Deadly floods saturate Haiti’s south west
It came a month before the official start of the season, but the intense rain that swept through the western end of the southern Haitian promontory over the weekend left parts of the city of Les Cayes under a metre and a half of water and reportedly claimed eight lives.
Photo: Jean Renand Valiere/UNDP: Intense rain swept through the western end of the southern Haitian promontory over the weekend, leaving parts of the city of Les Cayes (pictured) under a metre and a half of water and reportedly claimed eight lives.
“Yesterday it rained all day long and only stopped early this morning,” said Jean-Yves Placide, regional head of the Haitian Red Cross branch in Les Cayes, 160 km west of the capital, Port-au-Prince.
“The poor state of the sewers caused flooding in every quarter of the city,” he added “and in some places the waters rose to ceiling level in people’s houses.”
Damage
Red Cross branch staff are now working with local authorities to assess the full extent of the damage.

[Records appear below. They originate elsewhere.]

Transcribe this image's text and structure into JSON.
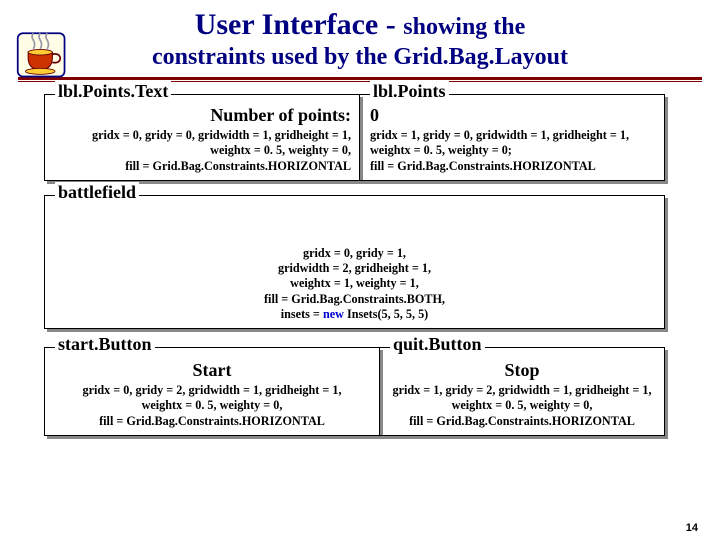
{
  "header": {
    "title_main": "User Interface - ",
    "title_sub": "showing the",
    "title_line2": "constraints used by the Grid.Bag.Layout"
  },
  "groups": {
    "lblPointsText": {
      "legend": "lbl.Points.Text",
      "value": "Number of points:",
      "c1": "gridx  = 0, gridy = 0, gridwidth = 1, gridheight = 1,",
      "c2": "weightx = 0. 5, weighty = 0,",
      "c3": "fill  = Grid.Bag.Constraints.HORIZONTAL"
    },
    "lblPoints": {
      "legend": "lbl.Points",
      "value": "0",
      "c1": "gridx  = 1, gridy = 0,  gridwidth = 1, gridheight = 1,",
      "c2": "weightx   = 0. 5, weighty    = 0;",
      "c3": "fill = Grid.Bag.Constraints.HORIZONTAL"
    },
    "battlefield": {
      "legend": "battlefield",
      "c1": "gridx = 0, gridy = 1,",
      "c2": "gridwidth = 2, gridheight = 1,",
      "c3": "weightx = 1,  weighty = 1,",
      "c4": "fill  = Grid.Bag.Constraints.BOTH,",
      "c5_pre": "insets = ",
      "c5_kw": "new",
      "c5_post": " Insets(5, 5, 5, 5)"
    },
    "startButton": {
      "legend": "start.Button",
      "value": "Start",
      "c1": "gridx = 0, gridy = 2, gridwidth = 1, gridheight = 1,",
      "c2": "weightx  = 0. 5, weighty = 0,",
      "c3": "fill = Grid.Bag.Constraints.HORIZONTAL"
    },
    "quitButton": {
      "legend": "quit.Button",
      "value": "Stop",
      "c1": "gridx = 1, gridy = 2, gridwidth = 1, gridheight = 1,",
      "c2": "weightx = 0. 5, weighty = 0,",
      "c3": "fill = Grid.Bag.Constraints.HORIZONTAL"
    }
  },
  "page_number": "14"
}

Local news reports said people had to climb on to roofs to escape the water cascading through the streets of the town, which is one of Haiti’s most important ports for the coffee and sugar trade. Some houses are said to have collapsed, and patients at Les Cayes hospital had to be moved to safety on upper floors.
Placide says the branch was trying to confirm reports two people had died in Cavaillon, 19 km from Les Cayes. Cavaillon and Les Cayes were also affected by the 12 January quake, if less seriously than Port-au-Prince and other towns to the east.
Refugees
But like many towns and cities across Haiti, the 70’000 population of Les Cayes has been swollen by refugees from the quake zone, who are staying with friends and relatives or camping in people’s yards and on open spaces.

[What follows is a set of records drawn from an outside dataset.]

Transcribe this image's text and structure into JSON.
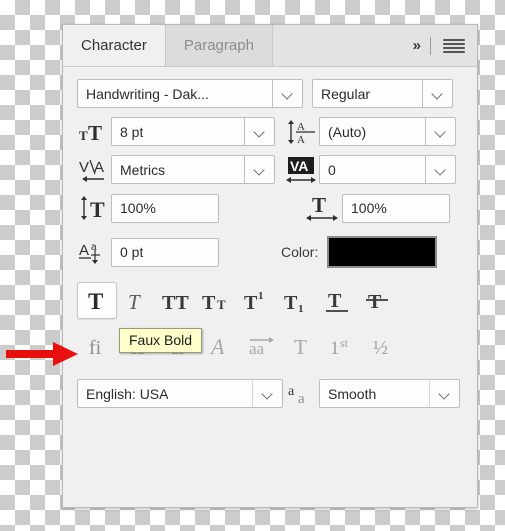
{
  "panel": {
    "tabs": [
      {
        "label": "Character",
        "active": true
      },
      {
        "label": "Paragraph",
        "active": false
      }
    ],
    "collapse_icon": "double-chevron-right-icon",
    "menu_icon": "panel-menu-icon"
  },
  "font": {
    "family_value": "Handwriting - Dak...",
    "style_value": "Regular"
  },
  "size": {
    "icon": "font-size-icon",
    "value": "8 pt",
    "leading_icon": "leading-icon",
    "leading_value": "(Auto)"
  },
  "spacing": {
    "kerning_icon": "kerning-icon",
    "kerning_value": "Metrics",
    "tracking_icon": "tracking-icon",
    "tracking_value": "0"
  },
  "scale": {
    "vertical_icon": "vertical-scale-icon",
    "vertical_value": "100%",
    "horizontal_icon": "horizontal-scale-icon",
    "horizontal_value": "100%"
  },
  "baseline": {
    "icon": "baseline-shift-icon",
    "value": "0 pt",
    "color_label": "Color:",
    "color_value": "#000000"
  },
  "styles": [
    {
      "name": "faux-bold-button",
      "glyph": "T",
      "active": true
    },
    {
      "name": "faux-italic-button",
      "glyph": "T",
      "active": false
    },
    {
      "name": "all-caps-button",
      "glyph": "TT",
      "active": false
    },
    {
      "name": "small-caps-button",
      "glyph": "Tr",
      "active": false
    },
    {
      "name": "superscript-button",
      "glyph": "T1",
      "active": false
    },
    {
      "name": "subscript-button",
      "glyph": "T1",
      "active": false
    },
    {
      "name": "underline-button",
      "glyph": "T",
      "active": false
    },
    {
      "name": "strikethrough-button",
      "glyph": "T",
      "active": false
    }
  ],
  "opentype": [
    {
      "name": "standard-ligatures-button",
      "glyph": "fi"
    },
    {
      "name": "contextual-alternates-button",
      "glyph": "ca"
    },
    {
      "name": "discretionary-ligatures-button",
      "glyph": "dl"
    },
    {
      "name": "swash-button",
      "glyph": "A"
    },
    {
      "name": "oldstyle-button",
      "glyph": "aa"
    },
    {
      "name": "titling-alternates-button",
      "glyph": "T"
    },
    {
      "name": "ordinals-button",
      "glyph": "1st"
    },
    {
      "name": "fractions-button",
      "glyph": "1/2"
    }
  ],
  "tooltip": {
    "text": "Faux Bold"
  },
  "bottom": {
    "language_value": "English: USA",
    "aa_icon": "anti-alias-icon",
    "antialias_value": "Smooth"
  },
  "annotation": {
    "arrow": "red-pointer-arrow",
    "color": "#e8100f"
  }
}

“There are many people living in the streets who could not sleep last night,” Placide says. “The situation will be really worrying if it continues to rain. The sun is out now, but the storm clouds come and go.”
The flooding in Les Cayes has given renewed urgency to the effort to protect hundreds of thousands of acutely vulnerable people in the more than 300 improvised settlements that sprang up after the earthquake.
The latest figures show that nearly 40 per cent of an estimated total of 1.3m people have now received various shelter materials such as tarpaulins, tents and toolkits.
Hurricane season
But with less than a month to go before the 1st of April start to the rainy season, humanitarian shelter in Haiti is a battle against time.
Neither tents nor tarpaulins are expected to provide much more than minimal protection from the Haitian rainy season, which peaks in May when Port-au-Prince gets an average 230 mm of rain, and sometimes as much as 50 mm in two hours.
“In addition to our earthquake response, we’re taking action to scale up preparations for the hurricane season, which starts around the middle of the year,” says Iain Logan, head of Red Cross operations in Port-au-Prince.
Disaster preparedness
“The early floods in Les Cayes are a sharp reminder that the very significant disaster preparedness effort we started after the 2008 hurricanes will have to be expanded and adapted. We face an almost unique set of circumstances generated by a catastrophic quake, a rainy season, and a hurricane season, one after the other in rapid succession.”
Les Cayes was Sunday cut off by road and – due to lingering bad weather – by air. But a Red Cross team was hoping to get through by air today.